Obviously, such love could not come from himself but must spout from another source. He understood then that it came from Christ present in him, and everything became clear to him: he had the sure proof that the source of love in him was the presence of Christ, and that to have such love in him that went beyond his own personal itnentions meant that the source was within him.

Thus, we can say on the one hand that without a certain openness to love, Christ does not enter us, but on the other hand, once he does, Christ becomes a source of love and transforms us.

Dear friends, this experience is even more important for us today in order to find the criteria that tell us if we are really close to God, if Gos is present and lives in us.

Love of God grows in us if we remain united to him in prayer and listening to his Word, if our heart opens up. Only divine love can make us open our heart to others and makes us sensitive to their needs - it makes us consider everyone as brothers and sisters, inviting us to respond to hate with love and to offenses with forgiveness.

Reflecting on this figure of Symeon the New Theologian, we can also identify another element of his spirituality. In the ascetic way of life that he proposed and followed, his strong attention and concentration on interior experience conferred an essential importance on the spiritual father of the monastery.

Symeon himself, when he was younger, as we mentioned, had found a spiritual director who helped him very much, and for whom he maintained the greatest esteem to the point that he venerated him publicly after the latter died.

I would like to say that for everyone - priests, consecrated persons and laymen, especially young people - the invitation to take counsel from a good spiritual father is valid for all, as a guide who can accompany each one as he gets to know his own self profoundly, and thus to lead him to union with the Lord so that his existence may conform ever more to the Gospel.

To go towards the Lord, we always need a guide, we always need dialog. We cannot do it with our own reflections alone. To find such a guide is also the meaning of ecclesiality in our faith.

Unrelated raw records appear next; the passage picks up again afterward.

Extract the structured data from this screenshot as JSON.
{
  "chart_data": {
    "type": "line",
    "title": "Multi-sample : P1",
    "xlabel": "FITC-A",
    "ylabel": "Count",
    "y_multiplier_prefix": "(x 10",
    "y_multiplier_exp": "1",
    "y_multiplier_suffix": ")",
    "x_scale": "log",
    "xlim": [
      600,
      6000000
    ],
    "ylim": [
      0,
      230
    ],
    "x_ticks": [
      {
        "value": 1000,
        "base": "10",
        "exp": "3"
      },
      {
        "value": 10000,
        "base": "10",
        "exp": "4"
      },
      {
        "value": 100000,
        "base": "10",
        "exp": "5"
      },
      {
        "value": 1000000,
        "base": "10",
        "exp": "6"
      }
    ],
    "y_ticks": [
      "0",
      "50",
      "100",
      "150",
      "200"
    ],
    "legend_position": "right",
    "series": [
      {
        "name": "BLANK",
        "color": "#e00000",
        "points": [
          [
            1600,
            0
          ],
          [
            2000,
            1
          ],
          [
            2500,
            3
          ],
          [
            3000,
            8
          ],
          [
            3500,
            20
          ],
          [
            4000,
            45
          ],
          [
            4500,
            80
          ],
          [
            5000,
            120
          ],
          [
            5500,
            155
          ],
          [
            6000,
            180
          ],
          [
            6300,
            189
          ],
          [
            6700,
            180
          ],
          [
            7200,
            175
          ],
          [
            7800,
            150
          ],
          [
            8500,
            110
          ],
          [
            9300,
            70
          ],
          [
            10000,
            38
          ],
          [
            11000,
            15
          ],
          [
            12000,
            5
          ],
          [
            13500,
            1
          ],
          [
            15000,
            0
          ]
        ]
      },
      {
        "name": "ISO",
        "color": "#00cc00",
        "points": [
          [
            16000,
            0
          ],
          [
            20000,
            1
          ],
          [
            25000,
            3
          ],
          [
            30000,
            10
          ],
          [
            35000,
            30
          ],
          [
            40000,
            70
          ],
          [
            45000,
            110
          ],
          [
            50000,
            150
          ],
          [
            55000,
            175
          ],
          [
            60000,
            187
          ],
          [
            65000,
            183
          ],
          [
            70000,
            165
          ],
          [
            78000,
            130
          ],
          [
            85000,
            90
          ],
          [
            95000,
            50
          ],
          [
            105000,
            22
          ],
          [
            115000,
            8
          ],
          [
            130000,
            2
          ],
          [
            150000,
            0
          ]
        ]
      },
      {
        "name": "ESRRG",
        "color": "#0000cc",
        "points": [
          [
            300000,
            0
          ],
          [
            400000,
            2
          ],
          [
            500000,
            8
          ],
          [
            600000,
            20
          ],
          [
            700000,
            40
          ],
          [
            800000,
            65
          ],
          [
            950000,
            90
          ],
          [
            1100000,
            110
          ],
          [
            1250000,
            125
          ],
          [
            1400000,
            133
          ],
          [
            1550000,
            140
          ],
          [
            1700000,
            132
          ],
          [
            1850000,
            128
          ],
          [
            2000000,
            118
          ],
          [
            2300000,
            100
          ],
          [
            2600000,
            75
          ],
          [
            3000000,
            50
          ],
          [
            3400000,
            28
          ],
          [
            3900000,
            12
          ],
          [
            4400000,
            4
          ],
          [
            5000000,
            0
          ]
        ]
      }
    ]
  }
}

In conclusion, we can synthesize the teaching and mystical experience of Symeon the New Theologian: in his incessant search for God, despite the difficulties he encountered and the criticisms he received, he let himself be guided by love.

He knew to live it himself and to teach his monks that the essential for every disciple of Christ is to grow in love, thus growing in the knowledge of Christ himself, so we can say with St. Paul: "I live, no longer I, but Christ lives in me" (Gal 2,20).